Neues Gericht in Deutschland soll über Rückgabe von im Nationalsozialismus geraubter Kunst entscheiden
Im Gegensatz zum alten System ermöglicht das neue Gericht eine „einseitige Anrufbarkeit“. Das bedeutet, dass das Schiedsgericht Fälle auch dann behandeln wird, wenn nur eine Seite – die Nachkommen der Bestohlenen – dies möchte.
Nach dem alten System mussten sowohl die Nachkommen der ursprünglichen Eigentümer als auch die jetzigen Besitzer ihre Zustimmung geben.

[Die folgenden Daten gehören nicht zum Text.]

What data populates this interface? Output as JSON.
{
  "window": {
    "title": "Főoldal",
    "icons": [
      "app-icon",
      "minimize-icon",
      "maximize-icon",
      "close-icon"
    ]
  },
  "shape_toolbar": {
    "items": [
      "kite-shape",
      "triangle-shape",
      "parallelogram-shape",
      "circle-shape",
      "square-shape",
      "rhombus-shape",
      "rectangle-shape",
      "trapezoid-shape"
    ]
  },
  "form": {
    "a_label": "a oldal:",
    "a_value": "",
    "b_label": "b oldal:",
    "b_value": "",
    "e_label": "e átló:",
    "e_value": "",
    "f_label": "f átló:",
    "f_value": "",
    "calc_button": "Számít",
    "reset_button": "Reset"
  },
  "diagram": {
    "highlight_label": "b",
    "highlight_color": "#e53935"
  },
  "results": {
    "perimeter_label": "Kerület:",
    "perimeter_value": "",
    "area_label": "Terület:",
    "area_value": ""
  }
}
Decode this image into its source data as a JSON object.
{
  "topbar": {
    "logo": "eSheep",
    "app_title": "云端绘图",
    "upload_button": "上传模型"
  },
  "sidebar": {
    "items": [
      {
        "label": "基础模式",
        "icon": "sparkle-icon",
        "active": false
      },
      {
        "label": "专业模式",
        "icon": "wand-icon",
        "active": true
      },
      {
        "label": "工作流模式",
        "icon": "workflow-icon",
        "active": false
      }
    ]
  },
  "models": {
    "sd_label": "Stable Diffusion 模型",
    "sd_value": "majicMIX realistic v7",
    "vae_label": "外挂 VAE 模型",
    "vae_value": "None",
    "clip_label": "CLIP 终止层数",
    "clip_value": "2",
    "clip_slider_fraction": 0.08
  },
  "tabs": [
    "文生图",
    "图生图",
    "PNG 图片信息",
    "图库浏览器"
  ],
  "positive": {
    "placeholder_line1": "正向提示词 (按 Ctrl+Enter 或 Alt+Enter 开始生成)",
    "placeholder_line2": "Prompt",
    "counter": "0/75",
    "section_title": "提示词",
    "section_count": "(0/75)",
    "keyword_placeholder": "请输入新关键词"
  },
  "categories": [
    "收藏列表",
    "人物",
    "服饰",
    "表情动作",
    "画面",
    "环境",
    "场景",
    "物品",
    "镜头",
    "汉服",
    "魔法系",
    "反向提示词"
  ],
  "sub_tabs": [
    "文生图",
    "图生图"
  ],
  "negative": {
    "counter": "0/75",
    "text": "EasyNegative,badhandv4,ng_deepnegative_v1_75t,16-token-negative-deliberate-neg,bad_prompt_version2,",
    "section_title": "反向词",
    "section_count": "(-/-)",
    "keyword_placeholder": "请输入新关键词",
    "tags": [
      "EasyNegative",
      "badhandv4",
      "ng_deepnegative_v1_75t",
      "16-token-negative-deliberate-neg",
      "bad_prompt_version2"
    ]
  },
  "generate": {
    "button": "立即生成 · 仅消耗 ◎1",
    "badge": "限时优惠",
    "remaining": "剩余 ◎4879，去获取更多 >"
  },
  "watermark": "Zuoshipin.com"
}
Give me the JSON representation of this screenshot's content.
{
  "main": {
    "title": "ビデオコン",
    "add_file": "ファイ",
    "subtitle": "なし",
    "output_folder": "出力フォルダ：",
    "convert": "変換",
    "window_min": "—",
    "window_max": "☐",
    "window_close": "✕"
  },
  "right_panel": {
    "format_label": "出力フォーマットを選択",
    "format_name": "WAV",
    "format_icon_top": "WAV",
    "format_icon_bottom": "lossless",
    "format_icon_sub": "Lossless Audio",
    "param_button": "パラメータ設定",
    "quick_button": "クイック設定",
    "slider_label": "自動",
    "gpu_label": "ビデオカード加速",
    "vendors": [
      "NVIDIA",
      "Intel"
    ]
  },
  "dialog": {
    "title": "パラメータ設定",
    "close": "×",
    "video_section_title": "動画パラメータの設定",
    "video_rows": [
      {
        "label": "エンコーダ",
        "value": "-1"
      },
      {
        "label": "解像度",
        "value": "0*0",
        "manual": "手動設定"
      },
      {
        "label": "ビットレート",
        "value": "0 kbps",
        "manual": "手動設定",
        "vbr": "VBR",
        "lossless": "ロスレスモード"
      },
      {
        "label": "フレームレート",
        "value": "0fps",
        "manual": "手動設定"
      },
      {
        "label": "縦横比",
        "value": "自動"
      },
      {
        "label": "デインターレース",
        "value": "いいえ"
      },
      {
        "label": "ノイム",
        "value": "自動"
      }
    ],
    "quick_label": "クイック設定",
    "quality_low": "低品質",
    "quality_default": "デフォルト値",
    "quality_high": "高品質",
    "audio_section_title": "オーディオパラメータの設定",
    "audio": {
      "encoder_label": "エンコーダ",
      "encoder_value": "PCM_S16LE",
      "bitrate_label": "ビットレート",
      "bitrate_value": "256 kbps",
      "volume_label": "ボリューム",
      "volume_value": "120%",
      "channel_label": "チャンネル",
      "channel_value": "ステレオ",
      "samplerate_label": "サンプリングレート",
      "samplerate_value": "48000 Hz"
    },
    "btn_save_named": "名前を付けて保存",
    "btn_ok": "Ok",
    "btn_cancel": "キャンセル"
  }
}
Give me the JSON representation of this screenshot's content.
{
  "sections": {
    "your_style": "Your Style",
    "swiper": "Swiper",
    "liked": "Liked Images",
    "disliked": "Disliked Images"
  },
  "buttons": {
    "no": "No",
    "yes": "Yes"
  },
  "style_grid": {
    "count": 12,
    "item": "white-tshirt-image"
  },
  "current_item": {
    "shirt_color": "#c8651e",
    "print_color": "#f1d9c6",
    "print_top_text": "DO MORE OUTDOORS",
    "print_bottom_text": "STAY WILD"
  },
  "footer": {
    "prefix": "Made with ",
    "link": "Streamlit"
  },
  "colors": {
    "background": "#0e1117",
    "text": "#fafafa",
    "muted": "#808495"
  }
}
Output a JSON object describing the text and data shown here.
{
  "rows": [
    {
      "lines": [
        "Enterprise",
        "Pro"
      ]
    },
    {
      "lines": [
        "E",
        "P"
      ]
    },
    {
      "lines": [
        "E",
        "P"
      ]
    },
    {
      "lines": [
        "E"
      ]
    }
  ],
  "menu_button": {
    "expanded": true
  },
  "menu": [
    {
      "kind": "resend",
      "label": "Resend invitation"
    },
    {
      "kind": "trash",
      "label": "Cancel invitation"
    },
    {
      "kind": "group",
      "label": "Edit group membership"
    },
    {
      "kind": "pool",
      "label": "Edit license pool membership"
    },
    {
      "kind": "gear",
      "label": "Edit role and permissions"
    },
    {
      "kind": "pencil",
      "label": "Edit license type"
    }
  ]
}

Dies führte dazu, dass der Status vieler Kunstwerke nicht vollständig geklärt werden konnte.
Im Anschluss an die Entscheidung der Regierung verfasste eine Gruppe von Juristen und Historikern einen offenen Brief an Bundeskanzler Olaf Scholz. Sie kritisieren die neuen Änderungen, denn sie befürchten, dass das neue Gericht keine Verbesserungen für die Opfer bringt.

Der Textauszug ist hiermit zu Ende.